Een uit zes leden bestaand panel van het hoogste gerechtshof vernietigde een bevel van 23 oktober van een uit drie leden bestaand panel van het Hooggerechtshof dat militaire rechtszaken tegen burgers ongrondwettelijk had verklaard, waardoor alle procedures werden opgeschort.

De rechtszaken zullen worden voortgezet, zei rechter Tariq Masood, het hoofd van het uit zes leden bestaande panel, volgens een verslaggever van Reuters die in de rechtszaal aanwezig was.

Het uit zes leden bestaande panel verbood de militaire rechtbanken echter om veroordelingen uit te spreken in afwachting van een definitieve uitspraak over de grondwettelijke vraag of burgers in dergelijke zaken in de categorie geschikt voor militaire processen vallen.

Het panel zal later een gedetailleerde schriftelijke uitspraak doen.

De regering, die had gezegd dat ze militaire rechtbanken zou gebruiken om de verdachten te berechten, waardoor ze vreesde voor een eerlijke rechtsgang, had beroep aangetekend tegen de uitspraak van 23 oktober.
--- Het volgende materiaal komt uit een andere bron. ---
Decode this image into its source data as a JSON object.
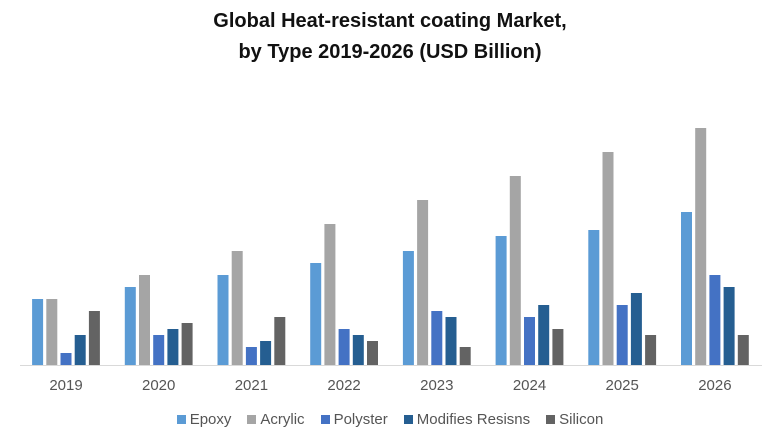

Honderden aanhangers van Khan bestormden op 9 mei militaire en overheidsinstallaties en een luchtmachtbasis en staken ook het huis van een generaal in brand, nadat de voormalige premier kortstondig was gearresteerd door paramilitaire soldaten. Khan had het leger ervan beschuldigd achter een moordaanslag te zitten.

Het leger ontkende dit en zei dat de aanvallen op zijn bases gepland en bevolen waren door leiders van Khan's partij om politieke onrust aan te wakkeren en vervroegde verkiezingen af te dwingen na zijn afzetting in een motie van wantrouwen in het parlement.

Lokale en internationale rechtengroeperingen hebben hun bezorgdheid geuit over de militaire processen en gezegd dat dergelijke rechtbanken niet dezelfde normen voor bewijs en een eerlijk proces hebben als burgerlijke rechtbanken.

Met de Pakistaanse Legerwet van 1952 werden militaire rechtbanken in het leven geroepen, voornamelijk om leden van het leger of staatsvijanden te berechten, en deze rechtbanken werken volgens een apart rechtssysteem.